Question

Prove the formula given in Table 6 for the derivative of each of the following functions.

(a) \({\bf{cos}}{{\bf{h}}^{ - {\bf{1}}}}\) (b) \({\bf{tan}}{{\bf{h}}^{ - {\bf{1}}}}\) (c) \({\bf{cot}}{{\bf{h}}^{ - {\bf{1}}}}\)

Short answer

(a) \(\frac{1}{{\sqrt {{x^2} - 1} }}\)

(b) \(\frac{1}{{1 - {x^2}}}\)

(c) \(\frac{1}{{1 - {x^2}}}\)

Step-by-step solution

Step 1:Find an answer for part (a)

Let \(y = {\cosh ^{ - 1}}x\), then \(\cosh y = x\).

Differentiate the equation \(\cosh y = x\) with respect to x.

\(\begin{aligned}\sinh y\left( {\frac{{{\rm{d}}y}}{{{\rm{d}}x}}} \right) &= 1\\\frac{{{\rm{d}}y}}{{{\rm{d}}x}} &= \frac{1}{{\sinh y}}\\ &= \frac{1}{{\sqrt {{{\cosh }^2}y - 1} }}\\ &= \frac{1}{{\sqrt {{x^2} - 1} }}\end{aligned}\)

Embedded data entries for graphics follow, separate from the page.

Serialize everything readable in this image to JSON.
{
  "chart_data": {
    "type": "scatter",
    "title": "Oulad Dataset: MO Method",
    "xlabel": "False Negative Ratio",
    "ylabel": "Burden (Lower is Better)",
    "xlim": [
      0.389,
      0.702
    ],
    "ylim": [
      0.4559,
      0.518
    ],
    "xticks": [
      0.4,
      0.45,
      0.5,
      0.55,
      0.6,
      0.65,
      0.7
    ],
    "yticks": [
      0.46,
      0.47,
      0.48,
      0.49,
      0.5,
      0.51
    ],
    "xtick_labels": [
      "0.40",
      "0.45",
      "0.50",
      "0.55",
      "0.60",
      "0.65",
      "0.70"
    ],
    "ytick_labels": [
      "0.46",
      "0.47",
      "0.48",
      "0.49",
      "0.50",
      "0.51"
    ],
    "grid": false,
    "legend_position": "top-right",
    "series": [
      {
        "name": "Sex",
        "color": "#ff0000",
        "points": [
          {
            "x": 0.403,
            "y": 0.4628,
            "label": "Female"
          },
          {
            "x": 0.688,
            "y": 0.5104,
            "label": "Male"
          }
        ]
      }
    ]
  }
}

Therefore, \({\cosh ^{ - 1}}x = \frac{1}{{\sqrt {{x^2} - 1} }}\).

Find an answer for part (b)

Let \(y = {\tanh ^{ - 1}}x\), then \(\tanh y = x\).

Differentiate the equation \(\tanh y = x\) with respect to x.

\(\begin{aligned}{{\mathop{\rm sech}\nolimits} ^2}y\left( {\frac{{{\rm{d}}y}}{{{\rm{d}}x}}} \right) &= 1\\\frac{{{\rm{d}}y}}{{{\rm{d}}x}} &= \frac{1}{{{{{\mathop{\rm sech}\nolimits} }^2}y}}\\ &= \frac{1}{{1 - {{\tanh }^2}y}}\\ &= \frac{1}{{1 - {x^2}}}\end{aligned}\)

Therefore, \({\tanh ^{ - 1}}x = \frac{1}{{1 - {x^2}}}\).

Find an answer for part (c)

Let \(y = {\coth ^{ - 1}}x\), then \(\coth y = x\).

Differentiate the equation \(\coth y = x\) with respect to x.

\(\begin{aligned} - {{\mathop{\rm csch}\nolimits} ^2}y\left( {\frac{{{\rm{d}}y}}{{{\rm{d}}x}}} \right) &= 1\\\frac{{{\rm{d}}y}}{{{\rm{d}}x}} &= - \frac{1}{{{{{\mathop{\rm csch}\nolimits} }^2}y}}\\ &= \frac{1}{{1 - {{\coth }^2}y}}\\ &= \frac{1}{{1 - {x^2}}}\end{aligned}\)

Therefore, \({\coth ^{ - 1}}x = \frac{1}{{1 - {x^2}}}\).